A conclusão mais importante é a de que o nível geral de vida nas localidades vitícolas melhorou e tem estado a melhorar desde o aparecimento das cooperativas de produção e comercialização do vinho. A análise e interpretação dos dados recolhidos no terreno evidenciam a importância que a viticultura e a vinicultura assumem na geração de rendimentos e na melhoria do bem-estar dos agregados familiares e das comunidades, permitindo adquirir outros bens alimentares e outros serviços. Verifica-se que os resultados, tanto os monetários como os não monetários, foram positivos no que respeita às melhorias das condições de vida: aumento do rendimento, aumento da escolaridade das crianças e aumento da continuação dos estudos por parte das crianças e adolescentes, criação de postos de trabalho, e melhorias em indicadores de saúde e condições habitacionais.

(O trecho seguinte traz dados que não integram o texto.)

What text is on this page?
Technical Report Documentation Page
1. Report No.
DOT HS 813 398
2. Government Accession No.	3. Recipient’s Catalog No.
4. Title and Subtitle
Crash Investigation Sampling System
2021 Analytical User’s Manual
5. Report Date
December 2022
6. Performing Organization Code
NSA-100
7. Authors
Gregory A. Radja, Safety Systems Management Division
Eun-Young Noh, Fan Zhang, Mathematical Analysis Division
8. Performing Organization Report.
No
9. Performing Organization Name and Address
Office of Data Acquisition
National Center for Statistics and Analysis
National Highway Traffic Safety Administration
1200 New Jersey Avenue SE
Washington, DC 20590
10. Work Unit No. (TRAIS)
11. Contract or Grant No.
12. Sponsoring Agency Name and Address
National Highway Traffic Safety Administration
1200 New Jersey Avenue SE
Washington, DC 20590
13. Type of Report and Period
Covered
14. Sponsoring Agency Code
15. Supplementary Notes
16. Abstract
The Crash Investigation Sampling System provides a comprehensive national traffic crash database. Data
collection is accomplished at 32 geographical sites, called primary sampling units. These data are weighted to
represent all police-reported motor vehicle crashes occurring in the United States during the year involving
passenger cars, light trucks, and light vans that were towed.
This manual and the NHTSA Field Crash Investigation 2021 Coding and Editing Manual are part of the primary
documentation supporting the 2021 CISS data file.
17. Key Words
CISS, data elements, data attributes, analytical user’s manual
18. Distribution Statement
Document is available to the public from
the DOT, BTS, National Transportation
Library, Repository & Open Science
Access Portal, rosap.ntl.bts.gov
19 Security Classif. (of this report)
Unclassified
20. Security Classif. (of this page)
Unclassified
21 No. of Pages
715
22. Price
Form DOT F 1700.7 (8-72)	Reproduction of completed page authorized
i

Em termos sintéticos, e para 2010, apurou-se que a viticultura é uma importante fonte de rendimento para os associados das cooperativas Chã (Chã das Caldeiras) e Sodade (Achada Grande, Corvo e Relva) representando cerca de 77,2% do seu rendimento global; que este foi, em comparação com a situação no passado, dezassete vezes superior; que 96,7% dos produtores viu melhorar o seu bem-estar depois do aparecimento das cooperativas; que 87,9% dos produtores tem a vinha como a cultura mais importante, pelo facto de permitir a melhoria dos rendimentos; que 46,7% dos produtores situam-se acima do limiar pobreza e 80% acima do valor da cesta básica devido aos rendimentos da vinha; que a melhoria dos rendimentos permite a que cerca de 70% dos agricultores invista na educação dos filhos, proporcionado um aumento das matrículas registadas.

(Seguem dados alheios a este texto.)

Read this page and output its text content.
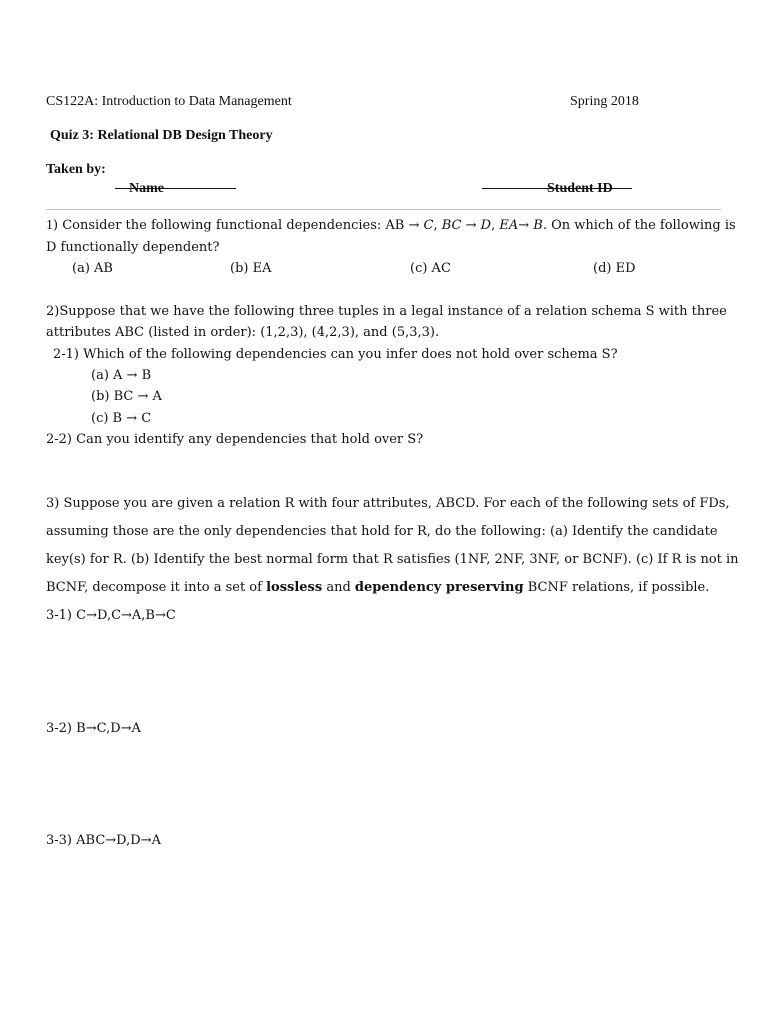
CS122A: Introduction to Data Management	Spring 2018
Quiz 3: Relational DB Design Theory
Taken by:
Name	Student ID
1) Consider the following functional dependencies: AB → C, BC → D, EA→ B. On which of the following is
D functionally dependent?
(a) AB	(b) EA	(c) AC	(d) ED
2)Suppose that we have the following three tuples in a legal instance of a relation schema S with three
attributes ABC (listed in order): (1,2,3), (4,2,3), and (5,3,3).
2-1) Which of the following dependencies can you infer does not hold over schema S?
(a) A → B
(b) BC → A
(c) B → C
2-2) Can you identify any dependencies that hold over S?
3) Suppose you are given a relation R with four attributes, ABCD. For each of the following sets of FDs,
assuming those are the only dependencies that hold for R, do the following: (a) Identify the candidate
key(s) for R. (b) Identify the best normal form that R satisfies (1NF, 2NF, 3NF, or BCNF). (c) If R is not in
BCNF, decompose it into a set of lossless and dependency preserving BCNF relations, if possible.
3-1) C→D,C→A,B→C
3-2) B→C,D→A
3-3) ABC→D,D→A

Assim, a Vinha, cultura praticada desde há muitos anos, parece ser uma das culturas a apostar na ilha do Fogo. O facto de se poder obter a partir daí outros rendimentos e tendo em conta os preços praticados, representa uma atividade valorativa e uma boa alternativa de rendimento comparativamente a outras culturas tradicionais. No entanto, debate-se ainda com algumas deficiências que urge resolver: vinhas velhas na sua grande maioria (mais de 70% das vinhas têm idade superior a 30 anos) e explorações de dimensões reduzidas, muito parceladas, e que condicionam o acesso à terra para novas plantações de videiras. O cooperativismo vinícola detém já posição interessante na economia da produção de vinhos em Cabo Verde e as pequenas propriedades têm desempenhado um papel importante no desenvolvimento e redução da pobreza, papel amplamente reconhecido pelos parceiros de desenvolvimento. O cooperativismo na Ilha do Fogo ligado à produção vitivinícola constitui um exemplo frutífero do que pode ser a procura de diversificação da atividade agrícola aproveitando o mercado interno ou o mercado externo, este, sobretudo, pela aposta nos vastos mercados de emigrantes cabo-verdianos.